Más allá de sus matonerías y de repetir cuatro veces que El Salvador era “otro país” por la reducción de muertes violentas, al cumplir cuatro años como presidente de la república Bukele solo mencionó otro problema “estructural” y “transversal”: la corrupción. Y pare de contar. Se acabaron entonces los dolores de cabeza para nuestra población. No pesan su situación económica y social, la persecución del ambulantaje sin ofrecer en serio oportunidades para que esa gente pase el día, la encierro de personas inocentes, las muertes dentro de los centros penales, las violaciones al debido proceso legal y a las garantías judiciales, la siempre permanente huida de la gente hacia el norte continental, la podredumbre dentro de su administración y otros males que afectan a nuestras mayorías populares. Todo eso existe en un país que no es el de las “maravillas bukeleanas” sino el de las pesadillas cotidianas.

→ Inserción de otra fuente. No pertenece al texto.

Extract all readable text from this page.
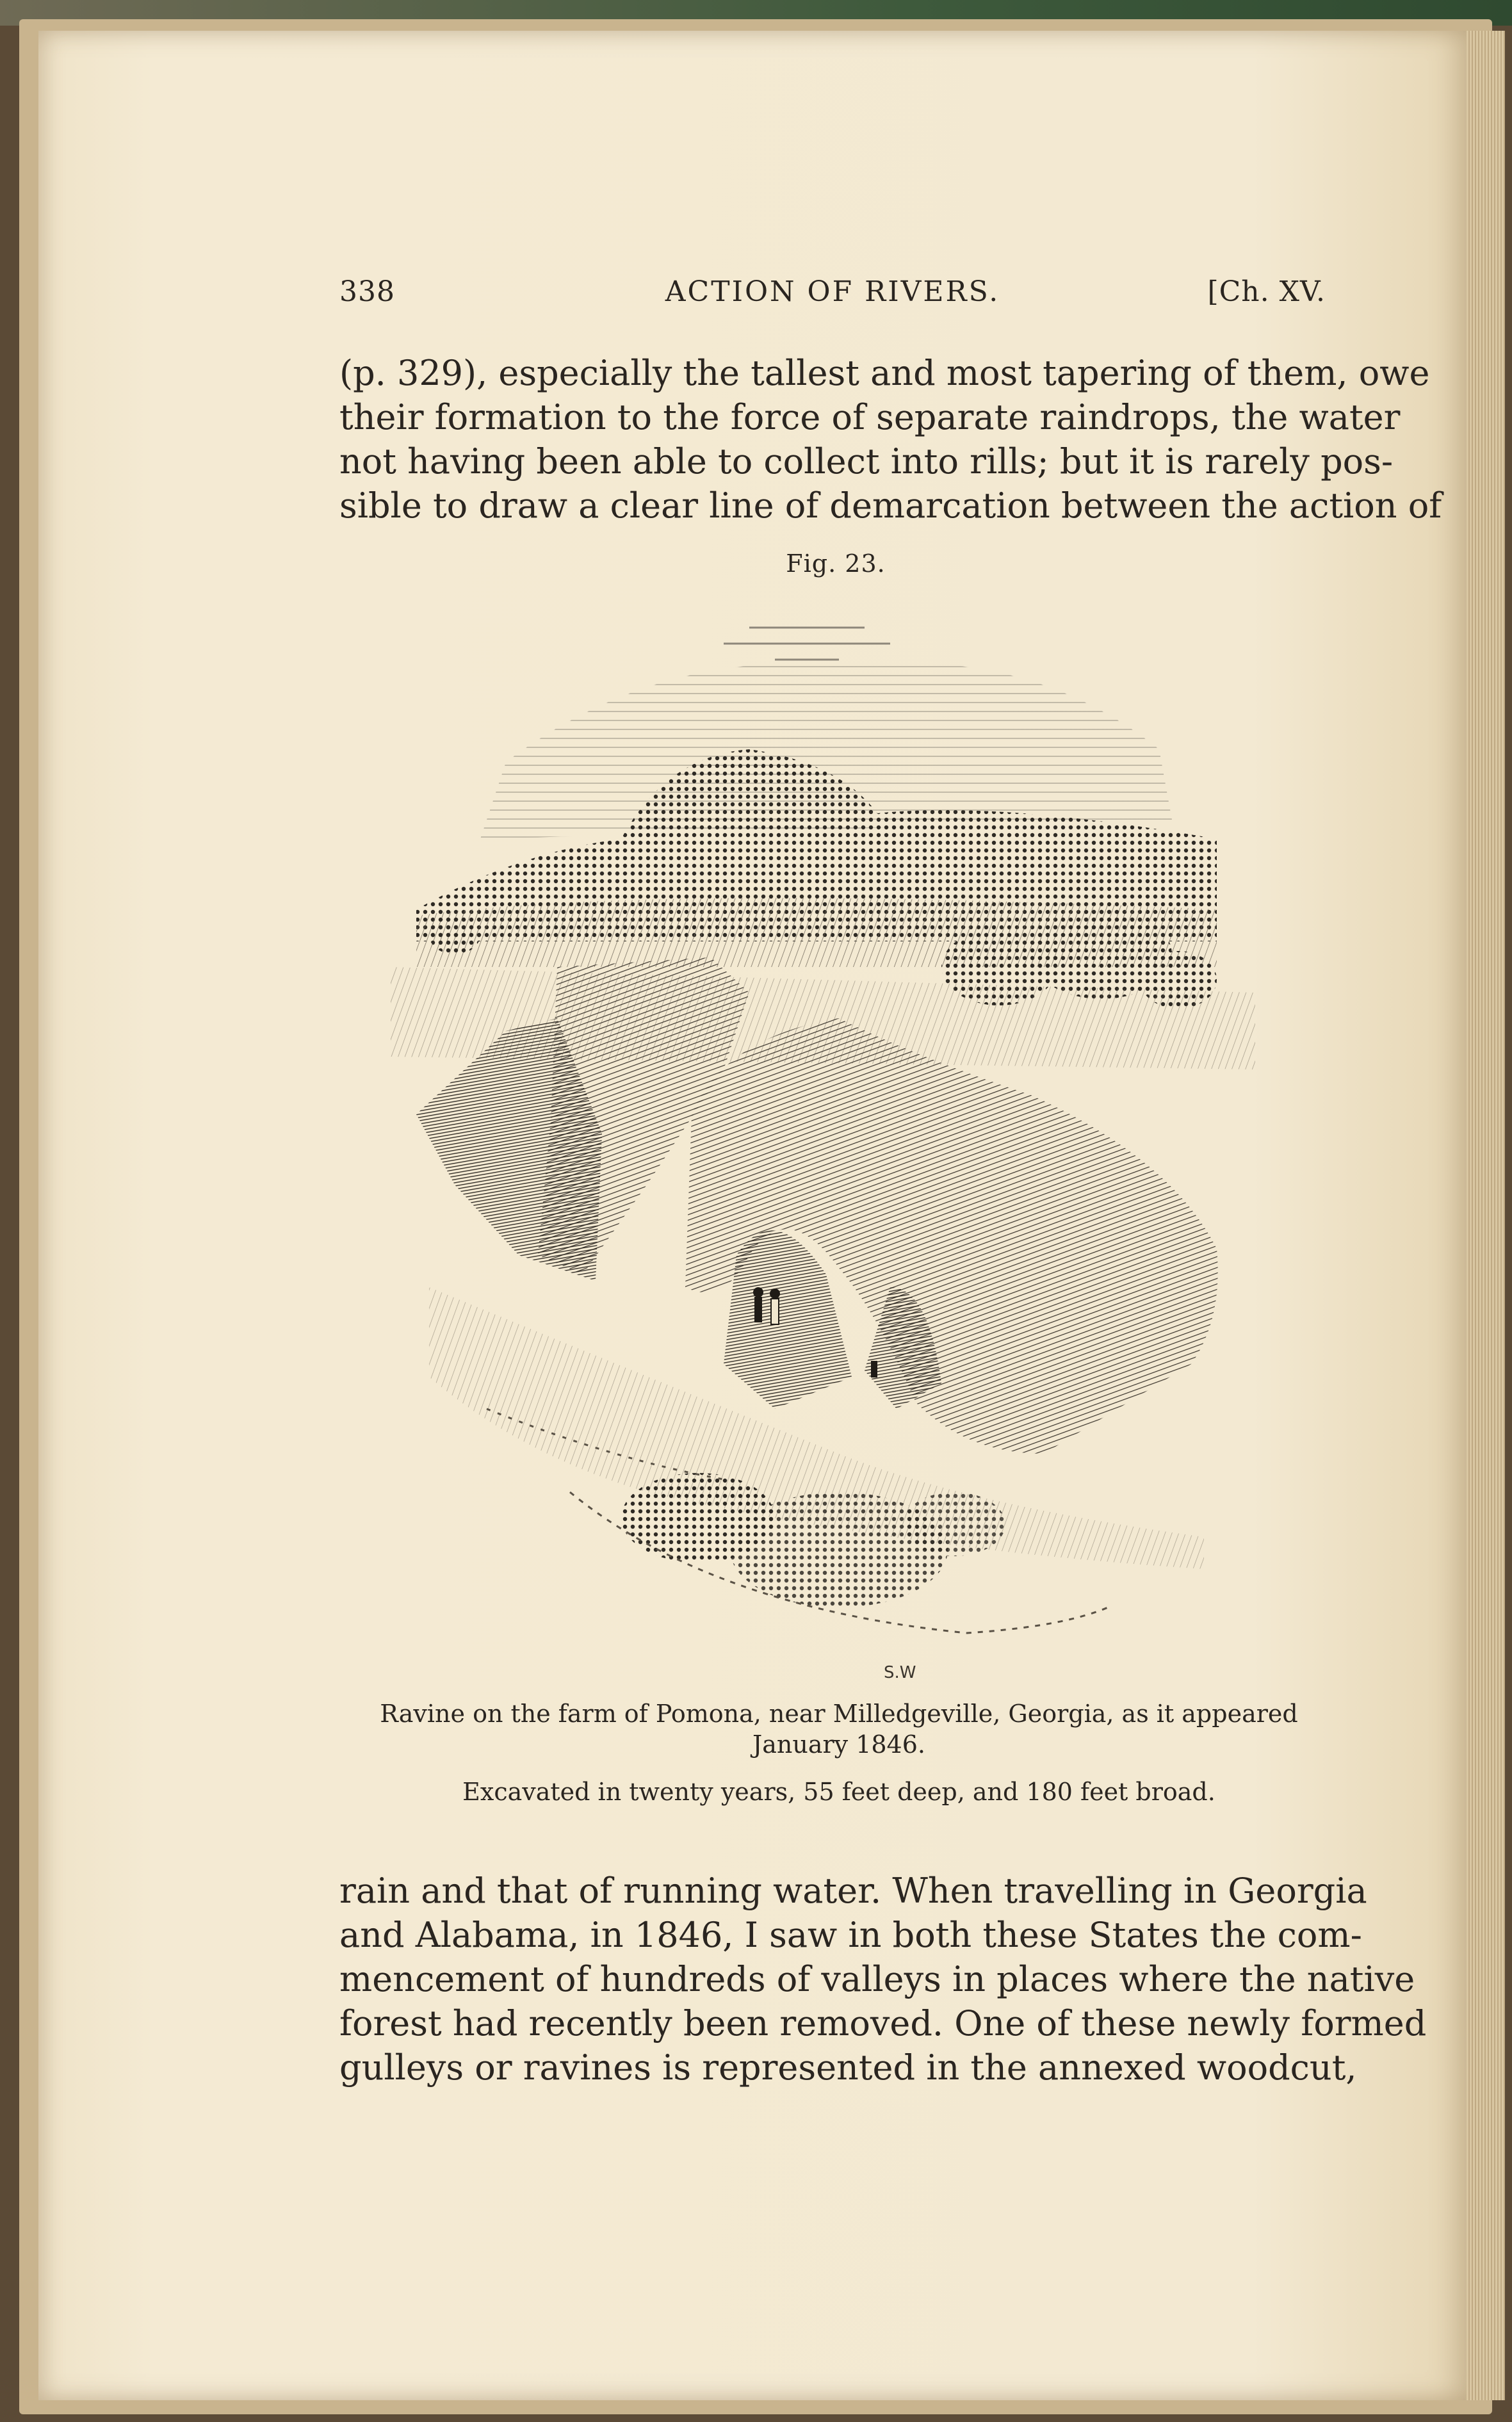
338	ACTION OF RIVERS.	[Ch. XV.
(p. 329), especially the tallest and most tapering of them, owe
their formation to the force of separate raindrops, the water
not having been able to collect into rills; but it is rarely pos-
sible to draw a clear line of demarcation between the action of
Fig. 23.
S.W
Ravine on the farm of Pomona, near Milledgeville, Georgia, as it appeared
January 1846.
Excavated in twenty years, 55 feet deep, and 180 feet broad.
rain and that of running water. When travelling in Georgia
and Alabama, in 1846, I saw in both these States the com-
mencement of hundreds of valleys in places where the native
forest had recently been removed. One of these newly formed
gulleys or ravines is represented in the annexed woodcut,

Por eso, hay que acarrear personas para que vayan a aplaudir al palacio legislativo un espectáculo propio de un Gobierno populista encabezado por un personaje que no tiene nada que envidiarle a Ortega, Maduro y compañía. Que esa función continúe, dependerá de una población que aún no termina de enterrar sus dolores y horrores derivados de la matanza de 1932, de las posteriores guerras sucias y del conflicto bélico finalizado en 1992. Pero eso sí, una población históricamente rebelde a la que habrá que enfrentar. Por ello, sigue agrandando y equipando a la Fuerza Armada; a la par, continúa militarizando una corporación policial cada vez menos civil. Esas son los herramientas para reprimir al que, según parece, a futuro se convertirá en su verdadero “enemigo interno”.